Di banyak instalasi, kombinasi koagulasi + UF + UV mampu memangkas biaya total pengolahan 20–30% dibanding metode konvensional karena penghematan kimia dan tingkat reuse yang lebih tinggi (filtox.com; filtox.com). Untuk integrasi membran, paket RO/NF/UF kerap disiapkan di jalur proses maupun utilitas; jika diperlukan perlindungan membran dari residu klorin, agen dechlorination digunakan sebelum RO.
Pengendalian operasional dan monitoring
Keandalan disinfeksi bergantung pada disiplin operasi: kendali kekeruhan, residual klorin, dan uji mikrobiologi seperti ATP/HPC assays (filtox.com).
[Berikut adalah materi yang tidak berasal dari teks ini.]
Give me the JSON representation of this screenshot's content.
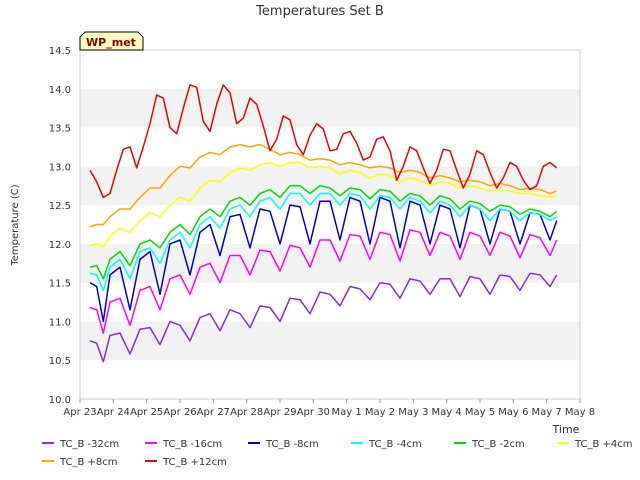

Di jalur kimia, penggunaan dosing pump memudahkan penyesuaian CT yang dituju; di sisi fisik, kapasitas filtrasi dapat ditingkatkan dengan menambah train UF untuk memastikan pre‑UV <1–5 NTU yang disyaratkan.
Kesimpulannya: setiap teknologi punya keunggulan—klorin murah dan punya residual namun berisiko DBP; UV bebas bahan kimia dan cepat pada virus/kista namun tanpa residual; ozon sangat kuat namun lebih mahal dan transien. Rancangan multi‑barrier—filtrasi + UV/ozon + disinfeksi residual—mendatangkan margin keselamatan terbaik. Dengan desain dan monitoring yang tepat (turbidity, residual klorin, ATP/HPC) (filtox.com), pabrik dapat memenuhi kebutuhan operasional sekaligus tuntutan regulasi—baik untuk air proses maupun jalur air minum internal.
Sumber: data dan studi kasus industri—kinerja tiap teknologi diulas dalam literatur pengolahan air (pmc.ncbi.nlm.nih.gov; waterworld.com). AWWA/WHO dan referensi industri menekankan pendekatan multi‑barrier (waterworld.com; waterworld.com). Laporan kontemporer P&P menyediakan angka beban kontaminan, target pengolahan, dan hasil nyata (watertechonline.com; watertechonline.com; filtox.com), yang menjadi dasar rekomendasi di atas.